Review – Bad Times At The El Royale
Directed by: Drew Goddard
Written by: Drew Goddard
Produced by: Drew Goddard & Jeremy Latcham
Release Date: October 12th 2018 (UK)
I re-watched Bad Times At The El Royale for review last night and it was a blast to revisit. I would even go as far as to say that this film is a often forgotten about modern classic. I am not sure why the movie never received the widespread praise and success that it deserved, but at the very least, Bad Times is undoubtedly a future cult classic.
In this day and age, it is becoming increasingly difficult to go into a movie without already knowing a bunch of information about it beforehand. Somehow Bad Times At The El Royale managed that back when it released back in 2018. I can still remember the luxury of going into this film with very little knowledge about what was going to unfold.
I have a great time with this movie. I love the entire cast in this film, Jeff Bridges and Jon Hamm are among my favourite actors working in Hollywood and I love to see Chris Hemsworth doing a fantastic job playing the villain for a change. The rest of the cast are fantastic too.

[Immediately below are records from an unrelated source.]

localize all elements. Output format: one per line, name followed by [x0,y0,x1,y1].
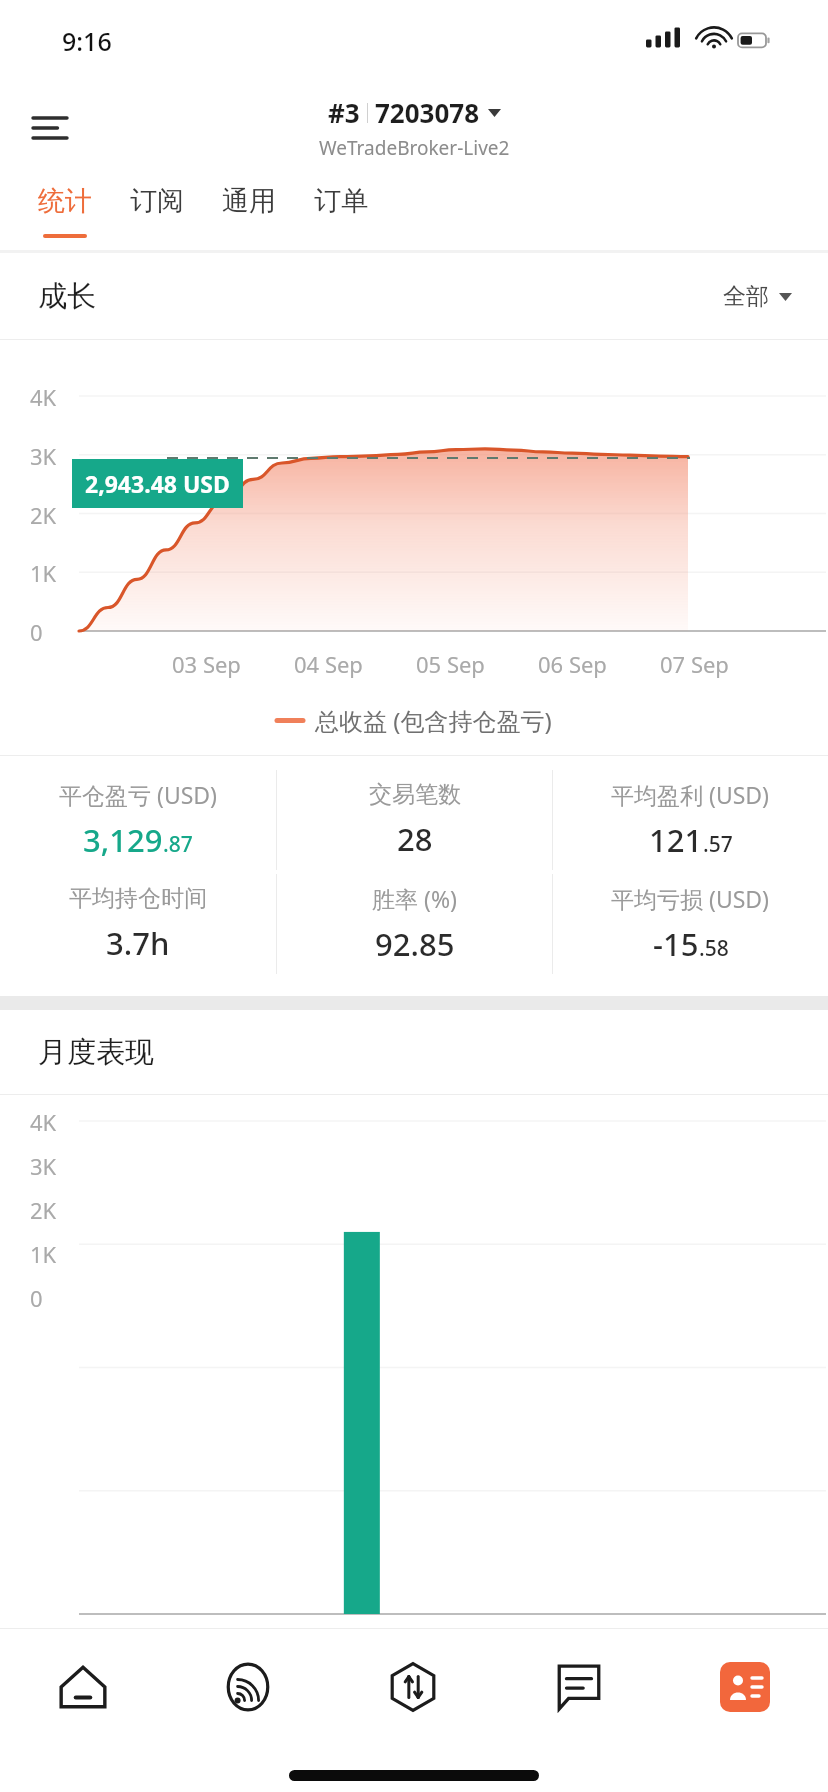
staticText: 121 [649,819,703,861]
staticText: .57 [703,830,733,859]
staticText: 06 Sep [538,649,607,679]
button[interactable]: Chat [496,1628,662,1746]
button[interactable]: 通用 [206,178,292,250]
staticText: -15 [653,923,699,965]
staticText: 28 [397,818,433,860]
staticText: 2K [30,500,57,530]
staticText: 总收益 (包含持仓盈亏) [315,704,552,737]
staticText: 平均持仓时间 [69,884,207,913]
button[interactable]: Trade [330,1628,496,1746]
staticText: 3,129 [83,819,163,861]
staticText: #3 [328,95,360,130]
staticText: 交易笔数 [369,780,461,809]
button[interactable]: 全部 [723,282,792,311]
staticText: 3.7h [106,922,170,964]
staticText: 1K [30,1239,57,1269]
button[interactable]: Profile [662,1628,828,1746]
staticText: .58 [699,934,729,963]
staticText: 通用 [222,184,276,218]
button[interactable]: Menu [22,100,78,156]
button[interactable]: Home [0,1628,165,1746]
staticText: 订单 [314,184,368,218]
staticText: 9:16 [62,24,112,58]
staticText: 0 [30,1283,43,1313]
staticText: 统计 [38,184,92,218]
staticText: 月度表现 [38,1034,154,1071]
staticText: 2,943.48 USD [85,468,230,499]
staticText: 92.85 [375,923,455,965]
staticText: 05 Sep [416,649,485,679]
button[interactable]: 统计 [22,178,108,250]
staticText: 胜率 (%) [372,883,457,914]
staticText: 1K [30,558,57,588]
button[interactable]: Signals [165,1628,330,1746]
button[interactable]: 订阅 [114,178,200,250]
staticText: 成长 [38,278,96,315]
staticText: 7203078 [375,95,480,130]
staticText: 平仓盈亏 (USD) [59,779,218,810]
staticText: 全部 [723,282,769,311]
staticText: 04 Sep [294,649,363,679]
staticText: 平均亏损 (USD) [611,883,770,914]
staticText: 3K [30,1151,57,1181]
staticText: 2K [30,1195,57,1225]
staticText: 03 Sep [172,649,241,679]
staticText: WeTradeBroker-Live2 [319,135,510,161]
staticText: 0 [30,617,43,647]
staticText: 平均盈利 (USD) [611,779,770,810]
button[interactable]: 订单 [298,178,384,250]
staticText: .87 [163,830,193,859]
staticText: 4K [30,1107,57,1137]
staticText: 4K [30,382,57,412]
staticText: 3K [30,441,57,471]
staticText: 07 Sep [660,649,729,679]
staticText: 订阅 [130,184,184,218]
button[interactable]: #3 [319,95,510,161]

As an aside, Cynthia Erivo’s voice still completely blows me away every time I watch the movie, even though I have seen it before. I know that she has done some Broadway shows in the past, but she sounds utterly incredible in this film and I love the way that her singing is organically tied in with the plot.
Bad Times is written and directed by Drew Goddard, who was also behind Cabin In The Woods and there are some similarities here, if you were to swap the horror elements out for mystery. I have also seen multiple reviews over the years comparing Bad Times to a Tarantino movie. There are obviously similarities in the structure that this film uses and the out-of-chronological-order structure that a Tarantino movie tends to follow, but I’d argue that Bad Times has its own distinct and unique style.
I also think that the cinematography is very effective throughout the film. The opening scene is particularly well shot, as is the scene when Hemsworth’s character is introduced. The score also works well with the plot and the dialogue in the script is well written too.
The main negative that slightly hinders my enjoyment of the movie, are the decisions made regarding the pacing. The movie is split up so that we see things happen out of sequence or they are seen more than once from a different perspective. We are introduced to each new character and then we are given their backstory via a flashback. The main issue with this structure is that the flashbacks break the momentum of the events happening in the current story.
Without spoiling too much, towards the end of the movie, everything comes to a head and an intense fight/shootout breaks out. Then, for some unknown reason, the filmmakers decide to slam on the brakes and give us another arbitrary flashback. It slightly breaks your immersion as a viewer and tarnishes the intensity of the shootout sequence for me.
Overall, I had a good time re-watching Bad Times for review. If you are looking for an exciting, suspenseful thriller, then you could definitely do worse than spending a night at The El Royale.